Herkese merhaba ben ........., grubun kurucusu ve ön gitaristiyim.

Ön gitarist nedir bilen var mı ? "Lead guitarist" in kötü bir tercümesi filan mı ?

Bu arkadaşı takipteyim, "mitolojik metal grubu" için de adam arıyormuş !
Temalar mitolojik olur filan da, grubun kendisi mitolojik nasıl olacak, onu merakla bekliyorum.

 
Herkese merhaba ben ........., grubun kurucusu ve ön gitaristiyim.

Ön gitarist nedir bilen var mı ? "Lead guitarist" in kötü bir tercümesi filan mı ?

Bu arkadaşı takipteyim, "mitolojik metal grubu" için de adam arıyormuş !
Temalar mitolojik olur filan da, grubun kendisi mitolojik nasıl olacak, onu merakla bekliyorum.

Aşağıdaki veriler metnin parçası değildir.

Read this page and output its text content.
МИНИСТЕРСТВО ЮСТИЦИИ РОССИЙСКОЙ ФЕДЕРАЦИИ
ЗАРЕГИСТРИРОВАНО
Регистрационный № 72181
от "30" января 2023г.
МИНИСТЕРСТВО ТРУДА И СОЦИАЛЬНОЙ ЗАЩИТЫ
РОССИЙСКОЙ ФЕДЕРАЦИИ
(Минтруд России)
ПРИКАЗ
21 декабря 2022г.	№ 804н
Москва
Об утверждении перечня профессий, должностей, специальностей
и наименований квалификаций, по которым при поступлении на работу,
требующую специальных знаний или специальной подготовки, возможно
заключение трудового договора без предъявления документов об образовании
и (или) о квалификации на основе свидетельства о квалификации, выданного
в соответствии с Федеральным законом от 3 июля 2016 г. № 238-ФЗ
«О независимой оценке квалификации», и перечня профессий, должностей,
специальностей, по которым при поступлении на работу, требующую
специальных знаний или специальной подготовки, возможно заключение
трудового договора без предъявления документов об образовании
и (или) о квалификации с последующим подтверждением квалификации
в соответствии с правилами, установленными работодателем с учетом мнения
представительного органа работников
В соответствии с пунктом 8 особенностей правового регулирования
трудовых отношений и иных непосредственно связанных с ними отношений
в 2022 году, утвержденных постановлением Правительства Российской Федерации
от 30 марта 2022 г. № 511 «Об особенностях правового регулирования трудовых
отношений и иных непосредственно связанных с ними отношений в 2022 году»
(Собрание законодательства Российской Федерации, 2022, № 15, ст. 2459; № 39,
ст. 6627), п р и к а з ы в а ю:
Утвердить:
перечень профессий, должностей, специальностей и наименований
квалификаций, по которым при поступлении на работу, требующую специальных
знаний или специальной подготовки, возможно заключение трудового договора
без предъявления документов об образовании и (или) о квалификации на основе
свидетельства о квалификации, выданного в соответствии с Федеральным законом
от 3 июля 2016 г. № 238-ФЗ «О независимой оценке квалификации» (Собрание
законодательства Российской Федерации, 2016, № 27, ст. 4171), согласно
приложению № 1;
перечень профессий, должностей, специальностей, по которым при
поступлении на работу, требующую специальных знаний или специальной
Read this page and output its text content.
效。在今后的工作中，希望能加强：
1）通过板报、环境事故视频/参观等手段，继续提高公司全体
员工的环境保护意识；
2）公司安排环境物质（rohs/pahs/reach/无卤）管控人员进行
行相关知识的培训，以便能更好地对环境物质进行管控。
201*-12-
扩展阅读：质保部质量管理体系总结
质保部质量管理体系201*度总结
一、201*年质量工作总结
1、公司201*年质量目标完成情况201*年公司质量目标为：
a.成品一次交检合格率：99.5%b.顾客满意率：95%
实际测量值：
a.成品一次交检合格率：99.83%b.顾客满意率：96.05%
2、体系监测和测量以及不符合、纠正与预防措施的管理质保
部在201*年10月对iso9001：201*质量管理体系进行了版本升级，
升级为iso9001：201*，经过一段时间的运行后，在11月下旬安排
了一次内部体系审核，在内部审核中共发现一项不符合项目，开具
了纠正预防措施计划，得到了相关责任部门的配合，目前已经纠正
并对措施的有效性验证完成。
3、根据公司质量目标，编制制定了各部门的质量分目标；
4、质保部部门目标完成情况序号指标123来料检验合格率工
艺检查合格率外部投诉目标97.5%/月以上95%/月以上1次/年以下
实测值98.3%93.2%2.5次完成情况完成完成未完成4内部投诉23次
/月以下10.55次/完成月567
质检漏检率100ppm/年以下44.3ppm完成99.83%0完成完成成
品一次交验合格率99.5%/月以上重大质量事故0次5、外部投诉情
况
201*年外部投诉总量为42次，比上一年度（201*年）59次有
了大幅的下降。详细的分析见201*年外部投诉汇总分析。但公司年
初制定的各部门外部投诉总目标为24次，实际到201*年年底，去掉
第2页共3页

Bu elemanı gruplarına alırlarsa 9 düvelde alır yürürler.

 
Ooo, iş yapar.
Hemsworth dedin mi hatunlar direk gelir konsere. Bkz aşağıdaki klip:0:04. Afedersiniz koltuk ıslanmış !!!


Tabii işin en komik tarafı, bu hatunların güya ağır feminist ablalar olması 🤣 🤣 🤣 🤣

Bunu anlamadım pek. bu kadınları tanımıyorum dolayısıyla "nasıl feminist" olduklarını bilmiyorum. Fakat burada feminizm ile çelişkili şey nedir? Yani nesneleştirme gibi bir şey yaptılar diyeceğim ama ama adamı çok mükemmel olmakla övüyorlar gibi geldi. Yani çok komik olması, sesinin güzel olması vs. vs. Tipiyle ilgili muhabbet ikincil duruyor.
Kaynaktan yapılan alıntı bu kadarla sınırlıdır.